Opinion Types Detected:
  • Syllabus: Court's official summary (usually 2-4 chunks)
  • Majority Opinion: Main opinion of the court (10-30 chunks depending on length)
  • Concurring Opinions: Justices agreeing with result but with different reasoning
  • Dissenting Opinions: Justices disagreeing with the majority
Section Detection:
  • Major Sections: Roman numerals (I, II, III, IV)
  • Subsections: Capital letters (A, B, C, D)
  • Smart Chunking: Preserves paragraph boundaries and legal arguments
Metadata Per Chunk:
{
  "text": "The actual chunk content...",
  "opinion_type": "majority",
  "justice": "Thomas",
  "section": "II.A", 
  "chunk_index": 3,
  "case_name": "Consumer Financial Protection Bureau v.
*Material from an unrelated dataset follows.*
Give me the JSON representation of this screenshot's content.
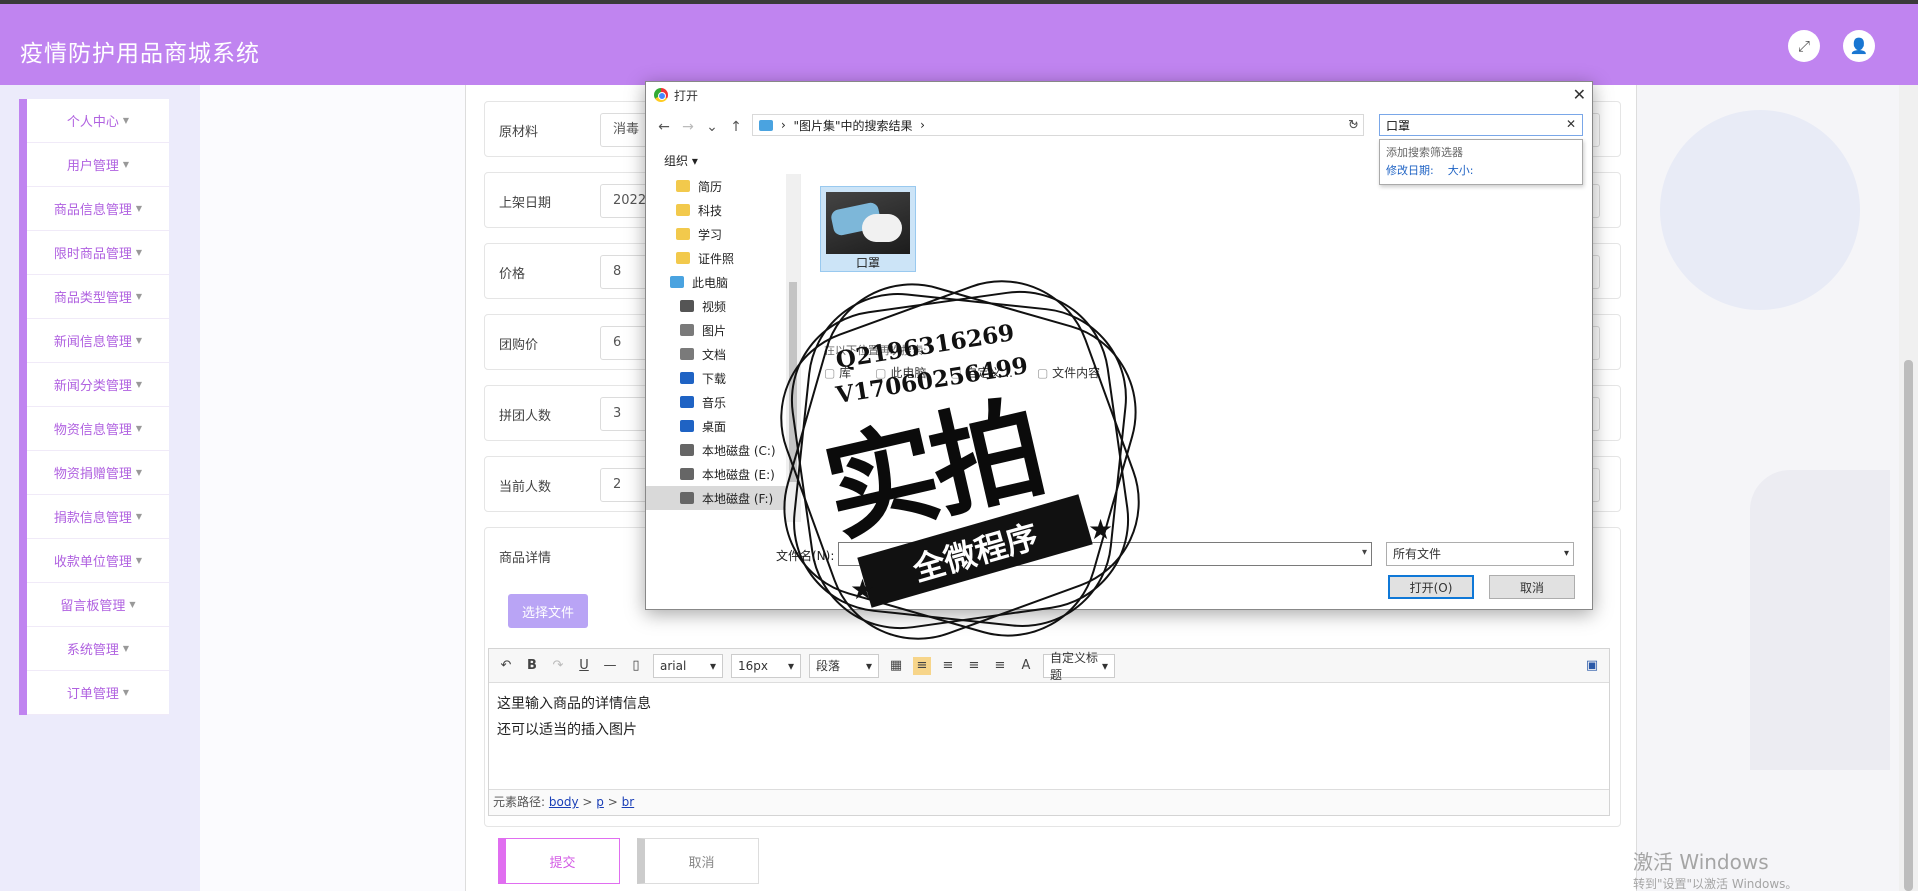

Community Financial Services Assn.",
  "citation": "601 U.S. 416 (2024)",
  "legal_topics": ["Constitutional Law", "Administrative Law", "Appropriations Clause"],
  "constitutional_provisions": ["Art. I, ยง 9, cl. 7"],
  "statutes_interpreted": ["12 U.S.C. ยง 5497(a)(1)"],
  "holding": "Congress' statutory authorization satisfies the Appropriations Clause"
}

Processing Pipeline

  1. API Retrieval: Fetch opinion and cluster data from CourtListener
  2. Opinion Type Detection: Use regex patterns to identify different opinion types
  3. Section Parsing: Detect Roman numeral sections and lettered subsections
  4. Intelligent Chunking: Target 400-800 tokens while preserving legal structure
  5. Metadata Extraction: Use Gemini 2.5 Flash-Lite for rich legal metadata
  6. Citation Formatting: Build proper bluebook citations from cluster data
  7. Embedding Generation: Create semantic embeddings for each chunk
  8. Database Storage: Store chunks with complete metadata in ChromaDB

Government Data Sources

Supreme Court Opinions

  • Source: CourtListener API (Free Law Project)
  • Coverage: Comprehensive collection from multiple authoritative sources
  • API: https://www.courtlistener.com/api/rest/v4/

Executive Orders

  • Source: Federal Register API
  • Coverage: All presidential Executive Orders
  • API: https://www.federalregister.gov/api/v1/

Federal Legislation

  • Source: Congress.gov API (Library of Congress)
  • Coverage: Bills, resolutions, and legislative data
  • API: https://api.congress.gov/v3/

Configuration

Edit config.json to customize:

  • Government API endpoints and rate limiting
  • ChromaDB settings and collection parameters
  • Gemini API configuration for metadata generation
  • MCP server settings
  • Document type priorities and filtering

Running Tests

python -m pytest tests/

Contributing

  1. Fork the repository
  2. Create a feature branch
  3. Make your changes
  4. Add tests for new functionality
  5. Submit a pull request

Hardware Requirements

Minimum Recommended:

  • Apple M2 Pro or equivalent
  • 8GB RAM (reduced requirement due to cloud-based LLM)
  • 5GB free storage (significantly reduced due to metadata-only approach)
  • Stable internet connection for API access
  • macOS 15.5+

API Considerations

  • Rate Limits: Government APIs have usage restrictions
  • Caching: Frequently accessed documents are temporarily cached
  • Fallbacks: Multiple data sources where available
  • Reliability: Robust error handling and retry logic

License

MIT License - see file for details.

Disclaimer

This project accesses public government documents through official APIs. Users must comply with:

  • Government API terms of service
  • Rate limiting requirements
  • Appropriate use policies

The system retrieves current data from authoritative sources but users should verify critical information from primary government sources.

Support

For issues and questions:

  • Create an issue in the GitHub repository
  • Check the documentation in the docs/ folder
  • Review government API documentation for data sources

Note: This project is designed for research and educational purposes. The metadata-only storage approach ensures access to the most current government publications while maintaining cost-effective operation.